Karen Stephens, who plays Chelsea, had never read the play before she was called for the part and immediately loved the humor and universality of family.
“The play is different from the film, which given that medium needed a more developed background,” Stephens says.
She recommends throwing out preconceived notions based on the film. “Instead, be captivated by the original. In fact, the playwright himself advises against sentimentality. There is so much humor in the play that it opens you up to pathos.”
Stephens says that the biggest challenge in playing Chelsea is to manifest the resentment the character feels and at the same time not being seen negatively. “It’s about striking a delicate balance.”

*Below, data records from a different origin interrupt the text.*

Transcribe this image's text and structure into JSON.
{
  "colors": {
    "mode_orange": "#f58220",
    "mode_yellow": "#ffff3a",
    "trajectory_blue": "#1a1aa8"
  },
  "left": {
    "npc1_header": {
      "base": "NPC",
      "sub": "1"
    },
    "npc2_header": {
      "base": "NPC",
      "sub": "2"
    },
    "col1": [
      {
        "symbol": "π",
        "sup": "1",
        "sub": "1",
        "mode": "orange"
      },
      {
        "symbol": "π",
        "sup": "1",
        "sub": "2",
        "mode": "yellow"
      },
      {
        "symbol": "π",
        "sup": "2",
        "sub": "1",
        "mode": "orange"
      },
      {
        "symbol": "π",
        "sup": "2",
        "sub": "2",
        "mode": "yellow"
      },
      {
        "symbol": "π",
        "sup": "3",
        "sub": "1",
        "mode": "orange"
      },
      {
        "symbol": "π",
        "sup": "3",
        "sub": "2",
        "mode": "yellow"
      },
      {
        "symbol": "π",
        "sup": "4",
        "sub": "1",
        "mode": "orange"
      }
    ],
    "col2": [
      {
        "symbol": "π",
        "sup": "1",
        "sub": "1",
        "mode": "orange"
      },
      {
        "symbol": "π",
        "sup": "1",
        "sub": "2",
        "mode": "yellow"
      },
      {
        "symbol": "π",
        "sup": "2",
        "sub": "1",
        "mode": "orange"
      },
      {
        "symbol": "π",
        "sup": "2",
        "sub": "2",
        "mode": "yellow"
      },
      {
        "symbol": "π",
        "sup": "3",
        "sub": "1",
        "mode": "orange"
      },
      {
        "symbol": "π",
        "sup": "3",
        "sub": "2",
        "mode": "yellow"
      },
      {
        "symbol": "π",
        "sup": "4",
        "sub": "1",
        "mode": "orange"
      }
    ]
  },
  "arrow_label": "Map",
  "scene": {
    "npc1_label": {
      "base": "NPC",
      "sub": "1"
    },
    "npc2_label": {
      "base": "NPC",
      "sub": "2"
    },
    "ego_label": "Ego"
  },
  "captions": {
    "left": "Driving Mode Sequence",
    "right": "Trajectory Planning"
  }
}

Pat Bowie, who was so deeply affecting in her portrayal as the matriarch in Dramaworks’ “A Raisin in the Sun” in 2013, now plays the devoted Ethel.
One of her favorite parts of the production is when they leave the house for the summer, her character noting “the loons have come to say goodbye.” And when she asks Chelsea, who is so much like her father, “You are such a nice person – can’t you think of something nice to say to your father?”
“In effect, this plants the seeds of reconciliation,” says Bowie,
The other actors in the play are also Dramaworks veterans, John Felix as Norman; Jim Ballard as Bill Ray; Paul Tei as Charlie, a local who has long loved Chelsea; and Casey Butler as Billy.
Scenic design is by Bill Clark, in his Dramaworks debut, costume design is by Brian O’Keefe, lighting design is by Donald Edmund Thomas, and sound design is by Brad Pawlak.